-
youreads puanı (10.00)
-
şehit gitarist ümit yılbar için yazılmış pentagram'ın en hüzünlü eseri. yeni çıkan akustik albümünde yerini almış çok güzel bir şarkı. ruhun şad olsun ümit yılbar. şu da çukurova rock festivalinden elektrikli canlı performans
From the vision of the pain
Troygt the corners of the wood
Times you lived your life
Bleddin from it's vains of nails
Lived the pain that never ends
The tree of death
Since you were from the dirth
And raised too high
Of what life is worth
When you ease your brain
See your dreams over
Fence your eager to fly forever
Reaching trough the gun
Role the trigger run
That's no reason to fly...
Forever fly
Few minutes of fallin drops
To dry the streams of your blood
You leave your god
As the mountain on which I close my eyes
To embrace the future of my last -
92-93 yılı idi ve trail blazer albümünü (yani kasetini) aldığımda kasetteki en çarpıcı şarkı fly forever idi. kasetim kaybolduktan sonra yıllarca şarkının peşine düştüm internet mp3'ler bile derman olmamıştı. hatta lake'in dj'liğinde istediğim şarkıdır. kendisi de trail blazer çalarak pas atmıştı. velhasıl bu haber benim için çok güzel ve özel ogün şanlısoy fly forever gibi bir şarkıdan ben de özledim ben de gibii bir sürece girmiş olsa da bu şarkıyı inanılmaz okumuştur.

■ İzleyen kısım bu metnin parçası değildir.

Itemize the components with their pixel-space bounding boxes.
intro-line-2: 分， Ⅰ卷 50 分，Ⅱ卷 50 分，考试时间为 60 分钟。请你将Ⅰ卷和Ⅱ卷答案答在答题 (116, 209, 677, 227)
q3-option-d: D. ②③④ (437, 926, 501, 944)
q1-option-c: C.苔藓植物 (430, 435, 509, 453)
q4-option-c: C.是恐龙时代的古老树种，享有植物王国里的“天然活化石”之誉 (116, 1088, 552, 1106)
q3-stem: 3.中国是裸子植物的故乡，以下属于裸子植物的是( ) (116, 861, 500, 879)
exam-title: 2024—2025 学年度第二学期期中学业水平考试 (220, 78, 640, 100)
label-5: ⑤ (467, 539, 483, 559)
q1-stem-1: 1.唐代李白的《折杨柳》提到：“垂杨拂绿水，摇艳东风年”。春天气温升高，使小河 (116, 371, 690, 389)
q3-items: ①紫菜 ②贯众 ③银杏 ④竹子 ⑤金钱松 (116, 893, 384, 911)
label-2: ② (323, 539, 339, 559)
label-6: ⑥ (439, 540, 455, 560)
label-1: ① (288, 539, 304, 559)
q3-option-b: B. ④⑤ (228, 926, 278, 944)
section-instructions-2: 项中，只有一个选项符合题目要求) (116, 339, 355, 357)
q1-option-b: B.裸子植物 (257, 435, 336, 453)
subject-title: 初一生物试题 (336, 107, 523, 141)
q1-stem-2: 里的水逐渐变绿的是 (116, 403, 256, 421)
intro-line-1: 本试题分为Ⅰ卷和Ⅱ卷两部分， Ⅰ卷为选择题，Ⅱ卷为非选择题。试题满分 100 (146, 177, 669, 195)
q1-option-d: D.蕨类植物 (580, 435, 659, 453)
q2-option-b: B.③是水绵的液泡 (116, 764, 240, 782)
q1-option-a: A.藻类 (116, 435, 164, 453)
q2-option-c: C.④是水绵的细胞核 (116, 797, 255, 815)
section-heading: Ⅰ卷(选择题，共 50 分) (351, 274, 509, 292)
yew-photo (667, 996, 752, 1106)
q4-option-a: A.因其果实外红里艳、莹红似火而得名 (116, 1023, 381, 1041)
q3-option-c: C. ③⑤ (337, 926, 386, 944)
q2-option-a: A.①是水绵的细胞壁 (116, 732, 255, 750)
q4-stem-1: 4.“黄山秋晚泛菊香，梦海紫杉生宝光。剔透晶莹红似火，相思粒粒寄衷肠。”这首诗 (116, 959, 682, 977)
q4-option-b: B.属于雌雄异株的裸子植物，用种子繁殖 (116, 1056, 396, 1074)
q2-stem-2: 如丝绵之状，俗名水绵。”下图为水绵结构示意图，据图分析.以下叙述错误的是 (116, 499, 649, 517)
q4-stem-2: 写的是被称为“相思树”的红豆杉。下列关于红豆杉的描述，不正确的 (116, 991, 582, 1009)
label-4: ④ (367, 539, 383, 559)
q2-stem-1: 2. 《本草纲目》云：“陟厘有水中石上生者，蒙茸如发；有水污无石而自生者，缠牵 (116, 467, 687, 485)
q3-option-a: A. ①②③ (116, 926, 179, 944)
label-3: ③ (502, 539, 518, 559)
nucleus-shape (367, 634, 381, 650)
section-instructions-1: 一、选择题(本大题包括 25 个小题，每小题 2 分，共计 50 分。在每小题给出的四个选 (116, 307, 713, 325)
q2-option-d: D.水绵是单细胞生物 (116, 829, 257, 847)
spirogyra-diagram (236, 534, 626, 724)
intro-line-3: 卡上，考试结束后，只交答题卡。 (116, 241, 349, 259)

şehit gitarist için o gün de hüzünlenmiştik 25 sene sonra da aynı duygudayım, inanılmaz dokunaklı bir şarkıdır. -
pentagram'ın en özel şarkılarından biri. sebepleri üstteki iki yorumda zaten bahsedilmiş. demir demirkan'ın attığı sololar adeta kadere isyan eder gibi bir çığlıkla içine dokunuyor insanın. ogün ise acıdan dolayı yaşadığı öfkeyi dışa vuruyor sert vokaliyle. geçen seneki çukurova rock festivalinde de trail blazer albüm kadrosunun tamamı ve metin türkcan (o da live at the trail'da vardı gerçi) bu şarkıyı seslendirmişlerdi. ve performansları gerçekten çok iyiydi.
bu şarkının bir de akustik hali yayınlandı. 2017'de yayınlanan akustik albümünün en etkileyici şarkılarından biri bu sanırım. vokal tamamen temiz ve hüzünlü, altyapı tamamen sakin. demir'in solosunda gitarı ağlarcasına hüzünlü bir tonda. 25 yıl öncekinin tam aksi. bu akşam üst üste kaçıncıya dinliyorum bilmiyorum ama dinledikçe dinleyesi geliyor insanın.